W Królestwie Wiecznego Lodu zarządzono prawdopodobnie długotrwały okres Jednego Trafu. Każdy w stosunku do innej istoty ma prawo wyznaczyć jej jedną szansę, na cokolwiek. Ma to wspomóc niepsucie się lodowej, srebrnej krwi każdej kreatury, by spokój Wszechmocnego Ducha osiągnął najwyższy poziom wyzwolenia. Królowa nie ma ochoty otaczać się złą, pretensjonalną aurą. Zamyka swoją Szlachetną Komnatę na lodowy klucz, dostęp do niej będą mieli tylko nieliczni, którzy według niej nie okraszą umysłu zbędną magią znienawidzoną.
Zapewne królowa zasiądzie przed swym Zwierciadłem, kolejny raz... w tym czasie nie będzie to następna oznaka jej narcyzmu i zuchwalstwa, lecz stanie się to wskaźnikiem kontemplacyjnym. Przemyśli sprawę jednej szansy, ustali, czy będzie ją mogła naciągnąć do maksymalnej wartości i stworzy gradację swych priorytetów oraz więzi z drugowymiarowymi łącznikami nieświadomymi.
Dziś dyskusje na pozornie błahe tematy zakończyły się klasycznym podsumowaniem postaw pewnych siebie niewiast, które w odczuciu bólu swych poddanych połączyły się tylko jedną wiązką. Wiązka owa miała poziom jedynie powierzchownego współczucia. Reszta wyznań świadczyła o pełnej świadomości dowartościowującej.

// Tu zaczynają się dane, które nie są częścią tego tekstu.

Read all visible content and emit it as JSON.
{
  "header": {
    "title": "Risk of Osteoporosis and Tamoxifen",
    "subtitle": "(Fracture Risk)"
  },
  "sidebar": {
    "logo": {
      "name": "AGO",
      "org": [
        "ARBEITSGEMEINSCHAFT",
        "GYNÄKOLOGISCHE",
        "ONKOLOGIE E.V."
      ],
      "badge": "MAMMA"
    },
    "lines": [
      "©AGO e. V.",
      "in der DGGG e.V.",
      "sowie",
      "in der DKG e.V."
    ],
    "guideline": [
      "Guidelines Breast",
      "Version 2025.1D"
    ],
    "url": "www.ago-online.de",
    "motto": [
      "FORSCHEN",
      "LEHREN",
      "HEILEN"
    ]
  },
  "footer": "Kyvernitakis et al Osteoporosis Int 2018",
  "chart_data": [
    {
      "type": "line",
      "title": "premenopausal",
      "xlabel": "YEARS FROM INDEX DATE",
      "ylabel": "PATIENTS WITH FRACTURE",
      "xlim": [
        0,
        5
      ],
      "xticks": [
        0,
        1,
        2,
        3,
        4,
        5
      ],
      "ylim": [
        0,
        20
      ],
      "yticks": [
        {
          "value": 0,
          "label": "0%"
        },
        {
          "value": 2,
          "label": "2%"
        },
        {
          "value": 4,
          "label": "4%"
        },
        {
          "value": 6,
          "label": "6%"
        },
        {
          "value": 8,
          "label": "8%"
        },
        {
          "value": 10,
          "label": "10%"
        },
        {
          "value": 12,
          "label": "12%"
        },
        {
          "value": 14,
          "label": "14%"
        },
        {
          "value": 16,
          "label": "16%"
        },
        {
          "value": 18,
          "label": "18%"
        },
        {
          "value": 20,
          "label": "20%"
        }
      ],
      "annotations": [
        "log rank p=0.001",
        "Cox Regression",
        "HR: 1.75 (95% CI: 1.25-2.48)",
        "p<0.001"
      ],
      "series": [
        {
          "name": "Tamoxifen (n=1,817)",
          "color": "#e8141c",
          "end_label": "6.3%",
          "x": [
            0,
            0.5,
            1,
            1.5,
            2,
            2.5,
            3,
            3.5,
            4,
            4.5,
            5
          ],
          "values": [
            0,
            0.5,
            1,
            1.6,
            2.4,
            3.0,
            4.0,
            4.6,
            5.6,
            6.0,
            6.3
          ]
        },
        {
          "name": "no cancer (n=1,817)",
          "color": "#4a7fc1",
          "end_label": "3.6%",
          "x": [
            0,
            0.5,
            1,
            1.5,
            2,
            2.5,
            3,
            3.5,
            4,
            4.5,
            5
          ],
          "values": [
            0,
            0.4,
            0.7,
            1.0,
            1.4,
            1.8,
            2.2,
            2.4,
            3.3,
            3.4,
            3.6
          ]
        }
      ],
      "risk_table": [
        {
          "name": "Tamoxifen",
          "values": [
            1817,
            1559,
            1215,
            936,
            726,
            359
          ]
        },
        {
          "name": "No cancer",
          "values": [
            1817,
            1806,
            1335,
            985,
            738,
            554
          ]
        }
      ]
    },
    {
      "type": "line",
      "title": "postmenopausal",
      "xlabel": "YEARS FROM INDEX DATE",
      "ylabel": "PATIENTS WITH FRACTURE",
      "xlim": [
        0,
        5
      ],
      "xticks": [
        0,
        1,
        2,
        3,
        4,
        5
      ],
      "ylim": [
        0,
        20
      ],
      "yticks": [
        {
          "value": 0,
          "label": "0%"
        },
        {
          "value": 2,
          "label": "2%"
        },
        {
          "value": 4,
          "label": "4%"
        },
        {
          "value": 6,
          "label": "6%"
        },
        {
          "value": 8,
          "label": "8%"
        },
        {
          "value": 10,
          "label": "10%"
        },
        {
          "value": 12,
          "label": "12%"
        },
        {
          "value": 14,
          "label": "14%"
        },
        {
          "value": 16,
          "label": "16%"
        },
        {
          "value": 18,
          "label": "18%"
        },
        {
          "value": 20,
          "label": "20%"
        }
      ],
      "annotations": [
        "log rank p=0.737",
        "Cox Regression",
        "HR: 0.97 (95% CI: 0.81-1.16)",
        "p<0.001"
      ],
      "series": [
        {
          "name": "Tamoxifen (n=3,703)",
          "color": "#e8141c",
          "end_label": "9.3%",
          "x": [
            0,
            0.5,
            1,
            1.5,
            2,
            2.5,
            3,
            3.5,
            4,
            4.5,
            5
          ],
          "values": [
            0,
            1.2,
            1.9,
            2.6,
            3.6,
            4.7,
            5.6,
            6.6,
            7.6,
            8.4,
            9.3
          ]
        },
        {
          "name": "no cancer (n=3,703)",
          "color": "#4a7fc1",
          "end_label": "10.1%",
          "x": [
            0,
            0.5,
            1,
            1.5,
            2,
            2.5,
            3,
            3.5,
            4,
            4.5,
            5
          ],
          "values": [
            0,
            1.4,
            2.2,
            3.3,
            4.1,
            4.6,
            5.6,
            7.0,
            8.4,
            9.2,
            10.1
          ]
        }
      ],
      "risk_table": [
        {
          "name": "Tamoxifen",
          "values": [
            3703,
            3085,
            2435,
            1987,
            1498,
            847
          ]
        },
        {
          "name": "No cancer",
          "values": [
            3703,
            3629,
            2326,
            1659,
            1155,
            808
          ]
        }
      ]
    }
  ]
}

Królowa zastanawia się nad jedną kwestią... Czy pycha i roztrzepanie, którymi obdarzyła swe Ziemskie Ja, jest dobrą kombinacją cech. Ma nadzieję, że jej wybór nie doprowadzi do destrukcji rzeczy ponadważnych i ponadcennych. Ze względu na niepewność, która męczy ją dniami i nocami, zadecydowała, że jej wysłanniczka nie będzie się nikomu i niczemu tłumaczyć, ma robić to, co należy do jej obowiązków, a reszta ma usunąć się w niepamięć oraz piękną ignorancję.
Czyż ignorancja nie jest cudowna?
Za chwilę ujawni się na tym przekaźniku prymitywnym coś, co nie ma prawa się wylewać. Dlatego w tym momencie Informator Poboczny zamilknie w chwili nanosekundowej, wyrażonej w ośmiu liczbach nieskończoności.